Suresh Venkatasubramanian
Ph.D Thesis

Abstract:

The problem of shape matching is ubiquitous in many domains as disparate as computational biology, computer vision, computational geometry and (multimedia) databases. The main challenges in this area have been to define notions of shape representation and shape similarity that are effectively computable as well as being relevant to the application at hand.
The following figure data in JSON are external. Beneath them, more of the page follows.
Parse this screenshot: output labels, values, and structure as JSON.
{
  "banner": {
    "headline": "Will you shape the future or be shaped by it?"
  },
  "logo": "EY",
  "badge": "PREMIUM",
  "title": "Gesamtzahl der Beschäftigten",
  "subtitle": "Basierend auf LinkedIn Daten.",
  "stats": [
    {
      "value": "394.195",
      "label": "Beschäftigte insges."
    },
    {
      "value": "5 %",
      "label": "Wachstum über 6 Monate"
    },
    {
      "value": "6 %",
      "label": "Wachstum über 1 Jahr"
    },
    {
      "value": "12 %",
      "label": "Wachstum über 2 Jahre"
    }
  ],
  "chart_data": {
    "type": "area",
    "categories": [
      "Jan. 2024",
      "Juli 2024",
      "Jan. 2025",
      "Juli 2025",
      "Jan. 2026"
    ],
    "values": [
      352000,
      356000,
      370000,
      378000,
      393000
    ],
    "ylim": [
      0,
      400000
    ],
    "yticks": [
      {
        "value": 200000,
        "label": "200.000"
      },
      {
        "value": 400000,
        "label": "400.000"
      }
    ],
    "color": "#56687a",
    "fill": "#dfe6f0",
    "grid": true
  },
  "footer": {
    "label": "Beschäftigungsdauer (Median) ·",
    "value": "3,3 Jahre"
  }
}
At its most basic, shape matching can be viewed as point matching; given two collections of points, each representing a certain shape, compute the similarity between them. In general, one can view the area of geometric matching as shape matching with geometric features (points, curves, surfaces and others).

The first part of this thesis presents algorithms for various problems in the domain of geometric matching. The unifying theme running through the algorithms is the use of approximations to obtain efficient algorithms. In addition, empirical results are presented that establish the practicality of the algorithms proposed therein.

The field of rational drug design has been greatly enhanced by the advent of computer-assisted techniques, most significantly in the area of molecular similarity search as applied in drug design, where the primary goal is to ``take a set of flexible and dissimilar active molecules, extract the features of similarity between them and use that information to design novel dissimilar molecules with biological activity''.

The second part of this thesis presents an extended case study of geometric matching in the context of molecular similarity search in the form of RAPID, a software system for performing molecular similarity search to aid in pharmacophore identification. The system was developed in collaboration with researchers at Pfizer Laboratories, and achieves significantly better performance than the systems currently in place.